Milipol: Israël s'invite au plus grand rendez-vous mondial de sécurité en France

Sous haute tension en raison de la présence annoncée d'entreprises israéliennes, Milipol, le salon international de la sécurité intérieure s'ouvre mardi à Villepinte, près de Paris, dans un contexte de montée des menaces hybrides et d'explosion des dépenses.

Trente-neuf entreprises israéliennes feront partie de 1.200 exposants de la 24e édition de ce salon biennal, "le plus grand au monde" dédié au sujet et organisé par le ministère de l'Intérieur, qui accueillera ministres et professionnels de la sécurité et de la sûreté venus d'une centaine de pays.

Malgré les controverses récurrentes depuis 2024 autour de la participation israélienne aux salons de défense en France, le président Emmanuel Macron a autorisé "l'ensemble des entreprises israéliennes qui le souhaitent" à exposer à Milipol, a indiqué jeudi l'Elysée, justifiant cette décision par l'entrée en vigueur d'un cessez-le-feu entre Israël et le Hamas le 10 octobre et la volonté de "contribuer à un dialogue constructif" dans la région.

Cette décision du président Macron "confirme sa volonté d'inscrire la France dans une complicité du génocide à Gaza et des crimes contre l'humanité dont est responsable le gouvernement israélien dans les territoires occupés", a estimé lundi dans un communiqué l'association des droits humains Aser (Action sécurité éthique républicaines) spécialisée dans le domaine du contrôle des transferts d'armes.

Pour Aymeric Elluin, chargé de plaidoyer armes et conflits d'Amnesty International, c'est une entreprise israélienne de reconnaissance faciale, Corsight, présente au Milipol, qui pose problème.

"Nous avons alerté les autorités françaises en leur signalant que cette entreprise n'avait rien à faire sur le salon (...) Elle avait équipé les forces israéliennes qui sont intervenues en représailles à Gaza" après l'attaque du 7 octobre 2023 du Hamas en Israël, qui a déclenché la guerre à Gaza, a-t-il déclaré à l'AFP.
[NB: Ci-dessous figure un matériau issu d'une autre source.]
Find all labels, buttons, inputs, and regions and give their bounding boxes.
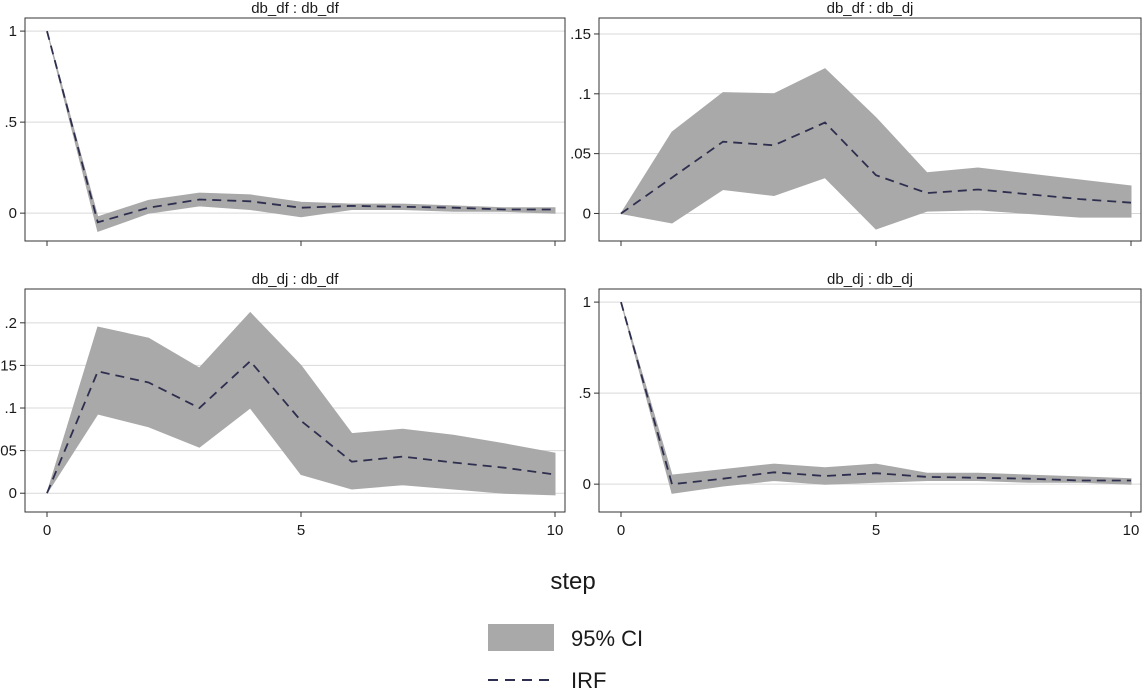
panel-title-df-df: db_df : db_df [251,0,339,17]
ci-band-dj-df [46,311,556,496]
irf-line-df-dj [620,121,1132,215]
ci-band-df-dj [620,68,1132,230]
x-tick-label-dj-dj-1: 5 [872,522,880,539]
ci-band-df-df [46,30,556,233]
y-tick-label-df-df-1: .5 [4,114,17,131]
panel-df-dj: db_df : db_dj 0 .05 .1 .15 [570,0,1142,246]
panel-title-dj-dj: db_dj : db_dj [827,271,913,288]
irf-line-df-df [46,30,555,224]
y-tick-label-dj-df-4: .2 [4,315,17,332]
panel-df-df: db_df : db_df 0 .5 1 [4,0,566,246]
x-tick-label-dj-df-2: 10 [547,522,564,539]
plot-frame-dj-df [24,288,566,513]
y-tick-label-dj-dj-0: 0 [583,476,591,493]
y-tick-label-dj-dj-2: 1 [583,294,591,311]
x-tick-label-dj-df-0: 0 [43,522,51,539]
panel-title-df-dj: db_df : db_dj [827,0,914,17]
y-tick-label-dj-df-0: 0 [9,485,17,502]
x-tick-label-dj-df-1: 5 [297,522,305,539]
y-tick-label-df-dj-0: 0 [583,205,591,222]
y-tick-label-dj-df-1: .05 [0,443,17,460]
panel-title-dj-df: db_dj : db_df [252,271,340,288]
plot-frame-dj-dj [598,288,1142,513]
irf-line-dj-dj [620,301,1131,486]
x-tick-label-dj-dj-2: 10 [1123,522,1140,539]
irf-line-dj-df [46,359,556,494]
legend: 95% CI IRF [488,624,643,693]
x-tick-label-dj-dj-0: 0 [617,522,625,539]
y-tick-label-df-dj-3: .15 [570,26,591,43]
plot-frame-df-df [24,17,566,242]
y-tick-label-dj-df-3: .15 [0,357,17,374]
ci-band-dj-dj [620,301,1132,494]
y-tick-label-df-dj-1: .05 [570,146,591,163]
legend-ci-label: 95% CI [571,626,643,651]
y-tick-label-df-df-2: 1 [9,23,17,40]
y-tick-label-df-df-0: 0 [9,205,17,222]
legend-irf-label: IRF [571,668,606,693]
panel-dj-dj: db_dj : db_dj0.510 5 10 [578,271,1142,539]
panel-dj-df: db_dj : db_df 0 .05 .1 .15 .2 0 5 10 [0,271,566,539]
plot-frame-df-dj [598,17,1142,242]
x-axis-label: step [550,568,595,595]
y-tick-label-dj-dj-1: .5 [578,385,591,402]
legend-ci-swatch [488,624,554,651]
y-tick-label-dj-df-2: .1 [4,400,17,417]
y-tick-label-df-dj-2: .1 [578,86,591,103]
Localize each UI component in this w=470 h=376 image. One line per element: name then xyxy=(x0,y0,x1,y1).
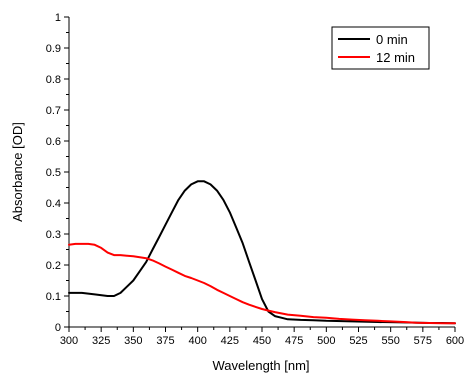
axes-layer: 300 325 350 375 400 425 450 475 500 525 550 575 600 0… xyxy=(46,12,464,347)
x-tick-label: 475 xyxy=(285,335,303,347)
x-tick-label: 325 xyxy=(92,335,110,347)
y-tick-label: 0.7 xyxy=(46,105,61,117)
x-tick-label: 500 xyxy=(317,335,335,347)
y-tick-label: 0.3 xyxy=(46,229,61,241)
y-tick-label: 0.6 xyxy=(46,136,61,148)
y-tick-label: 0.1 xyxy=(46,291,61,303)
x-tick-label: 400 xyxy=(188,335,206,347)
y-tick-label: 0.8 xyxy=(46,74,61,86)
x-tick-label: 525 xyxy=(349,335,367,347)
y-tick-label: 1 xyxy=(55,12,61,24)
legend-label-2: 12 min xyxy=(376,50,415,65)
x-tick-label: 350 xyxy=(124,335,142,347)
y-axis-title: Absorbance [OD] xyxy=(10,122,25,222)
series-line-2 xyxy=(68,242,456,325)
x-tick-label: 575 xyxy=(414,335,432,347)
x-tick-label: 450 xyxy=(253,335,271,347)
x-tick-label: 425 xyxy=(221,335,239,347)
legend: 0 min 12 min xyxy=(331,26,430,70)
legend-label-1: 0 min xyxy=(376,32,408,47)
y-tick-label: 0.4 xyxy=(46,198,61,210)
y-tick-label: 0.9 xyxy=(46,43,61,55)
series-layer xyxy=(68,180,456,325)
x-tick-label: 600 xyxy=(446,335,464,347)
x-axis-title: Wavelength [nm] xyxy=(212,358,309,373)
y-tick-label: 0 xyxy=(55,322,61,334)
series-line-1 xyxy=(68,180,456,325)
x-tick-label: 300 xyxy=(60,335,78,347)
y-tick-label: 0.2 xyxy=(46,260,61,272)
legend-box xyxy=(331,26,430,70)
x-tick-label: 550 xyxy=(381,335,399,347)
y-tick-label: 0.5 xyxy=(46,167,61,179)
x-tick-label: 375 xyxy=(156,335,174,347)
Quelques jours avant l'annonce de l'Elysée, la presse israélienne avait affirmé que huit entreprises israéliennes n'auraient pas le droit d'exposer au salon.

En plein salon du Bourget en juin, l'accès de stands israéliens avait été condamné avec des murs et des bâches noires, provoquant la colère de Tel-Aviv.

Les Israéliens avaient également été empêchés d'exposer en France au salon Eurosatory consacré à la défense terrestre au printemps 2024, et autorisés in extremis par la justice à participer au salon Euronaval à l'automne.

"L'Etat a autorisé la présence de 39 entreprises israéliennes, j'applique cette décision", a déclaré le préfet Yann Jounot, organisateur de Milipol, interrogé par l'AFP.

- Menaces "hybrides" -

Dans un climat géopolitique tendu, le marché de la sécurité se porte particulièrement bien.

"Compte tenu de l'état du monde et du développement des menaces hybrides, se protéger devient de plus en plus nécessaire, ce qui explique le dynamisme du marché de la sécurité", selon Yann Jounot.

Contrairement à la défense, où seuls les Etats achètent les technologies, le marché de la sécurité compte bien plus de clients, notamment les collectivités, des entreprises privées et publiques, souligne le préfet.

"C'est un marché très ouvert et extrêmement compétitif", souligne-t-il.

Le caractère désormais entièrement numérisé des systèmes de sécurité - flux vidéo, réseaux d'alerte, radios cryptées, bases de données - augmente leur vulnérabilité.

Dans ce contexte, la cybersécurité devient incontournable.

Des plateformes pour lutter contre la désinformation avec la détection de discours malveillants à l'aide de l'IA seront présentées au salon, aux côtés de solutions innovantes de lutte antidrones et d'équipements de protection dernier cri.

Les dépenses mondiales de sécurité ont atteint 739 milliards d'euros en 2024, en hausse de 5,3% sur un an, un rythme presque deux fois supérieur à la croissance du PIB mondial (3,2%, selon le Fonds monétaire international).

"Depuis quatre ans, la filière de la sécurité est dans un cycle de croissance inédit", analyse Patrick Haas, directeur des publications En toute sécurité. Selon lui, "il faut remonter au lendemain des attentats de 2001 pour retrouver une telle période de dynamisme continu".

La filière française suit la tendance: le marché de sécurité a progressé de 6,4% dans l'Hexagone en 2024, pour atteindre 38,1 milliards d'euros, porté à la fois par la demande intérieure et l'exportation - notamment vers l'Ukraine.